AC1104: ACCOUNTING II

102 views 7:31 am 0 Comments September 28, 2023

Question 1

Hedge Fun Ltd. (HF) is a Singaporean company manufacturing construction and building materials such as welded wire mesh, reinforcement bars, mild steel angle bars, etc. HF acquired a warehouse (with a total area of 10,000 square feet) by cash on 1 January 2021 to store its finished goods. The acquisition cost of the warehouse is $2,400,000.

HF depreciates the warehouse using the straight-line depreciation method with no residual value over its estimated useful life of 80 years. The warehouse space could be leased out separately under a finance lease. The market value of each square foot is the same.

Due to a decrease in the demand for building materials in May 2021, HF reduced its production volume and decided to rent out a portion of the warehouse. As a result, HF ceased the use of 4,000 square feet of the warehouse on 1 July 2021 and successfully rented it out on a one-year operating lease to a tenant on 1 October 2021 for $12,000 per month. The rental income is receivable on the last day of each month.
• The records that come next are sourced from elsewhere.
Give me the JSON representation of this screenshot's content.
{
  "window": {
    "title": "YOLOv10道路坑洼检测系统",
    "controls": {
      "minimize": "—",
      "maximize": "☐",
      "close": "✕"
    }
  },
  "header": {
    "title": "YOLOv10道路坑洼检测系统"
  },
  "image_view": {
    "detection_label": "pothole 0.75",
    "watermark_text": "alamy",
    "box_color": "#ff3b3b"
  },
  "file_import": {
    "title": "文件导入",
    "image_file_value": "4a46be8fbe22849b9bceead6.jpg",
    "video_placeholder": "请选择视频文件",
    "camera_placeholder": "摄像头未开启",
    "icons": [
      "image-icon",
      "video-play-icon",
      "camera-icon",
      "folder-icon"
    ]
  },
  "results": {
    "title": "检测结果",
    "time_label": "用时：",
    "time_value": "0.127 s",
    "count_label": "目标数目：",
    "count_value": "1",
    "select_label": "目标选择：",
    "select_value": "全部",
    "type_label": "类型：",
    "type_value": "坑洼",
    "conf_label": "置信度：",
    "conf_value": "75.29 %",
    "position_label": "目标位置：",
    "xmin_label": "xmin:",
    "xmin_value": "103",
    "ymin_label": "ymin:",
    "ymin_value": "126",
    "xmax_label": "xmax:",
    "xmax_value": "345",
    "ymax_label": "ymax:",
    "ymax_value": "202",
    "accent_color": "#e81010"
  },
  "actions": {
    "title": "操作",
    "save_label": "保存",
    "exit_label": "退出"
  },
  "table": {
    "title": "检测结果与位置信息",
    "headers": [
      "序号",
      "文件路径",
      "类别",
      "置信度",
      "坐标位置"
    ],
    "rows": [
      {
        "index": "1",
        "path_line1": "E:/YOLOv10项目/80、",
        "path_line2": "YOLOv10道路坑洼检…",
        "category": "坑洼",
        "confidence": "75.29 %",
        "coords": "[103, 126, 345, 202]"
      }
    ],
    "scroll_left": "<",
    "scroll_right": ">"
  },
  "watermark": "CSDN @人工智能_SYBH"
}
A year later, the recovery of the property market increased the demand for construction and building materials. In turn, HF restored its production volume. On 30 September 2022, HF didn’t renew the lease with its existing tenant and immediately occupied the entire warehouse for its own storage purposes.

HF’s accounting policy is to carry its Property, Plant and Equipment (PPE) at cost and its Investment Property (IP) at fair value. HF has its financial year end on 31 December.